Così Walter decide di contattare Giorgio Cavazzoni (Neri Marcorè), ex portiere del Milan, grandi speranze ormai cadute in disgrazia fra alcol, debiti e belle donne. Cavazzoni allenerà Vismara a diventare un portiere abbastanza decente da zittire i colleghi e conquistare il cuore di Ada. Vismara allenerà Cavazzoni a cavarsela nella vita e a tirarsi fuori dal baratro in cui si è cacciato. E qui torniamo al garbo. Perchè una vicenda come questa senza un punto di vista sensibile come quello di Marcorè, rischiava di mostrare una grana grossa. Invece il regista e attore marchigiano riesce a rendere tutto credibile, sincero, non banale. Sul set applica la lezione del suo maestro, Pupi Avati, e si mette di fianco alla macchina da presa, a scrutare gli attori da vicino, indirizzarli, spronarli. Come un vero allenatore a bordo campo. E gli attori restituiscono credibilità e talento. Alberto Paradossi è perfetto nei panni del giovanotto di provincia che affronta la città con un misto di convinzione e timore. 


Il cast femminile disegna personaggi di grande modernità, donne decise, pur se pienamente figlie del loro tempo. La Ada di Marta Gastini sa farsi rispettare in quel mondo di maschi tracotanti e lumaconi, mentre l’Elvira di Anna Ferraioli Ravel conquista la libertà allontanandosi da un matrimonio che le sta stretto (guardatela fare la romana di borgata in “Un altro ferragosto”, e la milanese disillusa in questo film: entrambe perfette. E lei è salernitana!). “Zamora” è tratto dal romanzo omonimo di Roberto Perrone, scomparso poco prima di vedere il film finito. “Porto dentro di me il ricordo della sua commozione quando lesse la sceneggiatura” ricorda Neri Marcorè, che per lavorare sulla figura del portiere anni Sessanta, si è affidato all’amico Stefano Sorrentino, già fra i pali di Torino, Palermo e soprattutto Chievo. “Con il protagonista Alberto Paradossi abbiamo preso un po’ di lezioni affinchè risultasse credibile nel gesto tecnico e non si facesse male quando si tuffava.
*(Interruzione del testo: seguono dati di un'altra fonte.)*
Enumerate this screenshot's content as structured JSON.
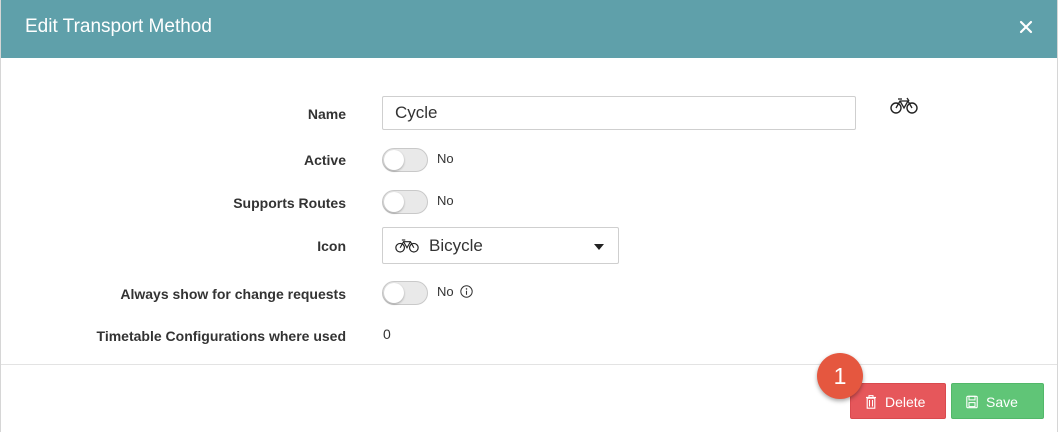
{
  "dialog": {
    "title": "Edit Transport Method",
    "close_icon": "close-icon"
  },
  "form": {
    "name": {
      "label": "Name",
      "value": "Cycle",
      "preview_icon": "bicycle-icon"
    },
    "active": {
      "label": "Active",
      "state": "No",
      "on": false
    },
    "supports_routes": {
      "label": "Supports Routes",
      "state": "No",
      "on": false
    },
    "icon": {
      "label": "Icon",
      "selected": "Bicycle",
      "selected_icon": "bicycle-icon"
    },
    "always_show": {
      "label": "Always show for change requests",
      "state": "No",
      "on": false,
      "info_icon": "info-icon"
    },
    "timetable_configs": {
      "label": "Timetable Configurations where used",
      "value": "0"
    }
  },
  "footer": {
    "step_badge": "1",
    "delete_label": "Delete",
    "delete_icon": "trash-icon",
    "save_label": "Save",
    "save_icon": "save-icon"
  },
  "colors": {
    "header": "#5fa0aa",
    "delete": "#e6575b",
    "save": "#60c577",
    "badge": "#e5573f"
  }
}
Quanto alla costruzione dell’estetica del personaggio c’è stato un grosso lavoro della costumista Cristina Audisio, con foto e documenti d’epoca, per dare al nostro Walter Vismara un’aria impacciata e goffa che via via lo rendesse sempre più vicino all’mmagine di un portiere vero”. 


Ma nella vita Neri Marcorè (tifoso di ben due squadre bianconere, la Juve e l’Ascoli) si sente più portiere o più attaccante? “Un po’ tutti e due, l’importante è riconoscere quando serve parare i colpi e quando uscire a conquistare la preda. Come diceva il grande Dino Zoff, a proposito di portieri, 'Io non sono modesto, ma sono umile. E ambizioso. Quindi l’umiltà mi permette di curare la fase difensiva e di costruzione, mentre l’ambizione mi porta ad osare e attaccare”. Perfetta metafora di “Zamora”, il racconto di un’Italia che non c’è più, ma che in fondo non se n’è mai andata. E che vive di relazioni fragili e di grandi amori. Come il folber.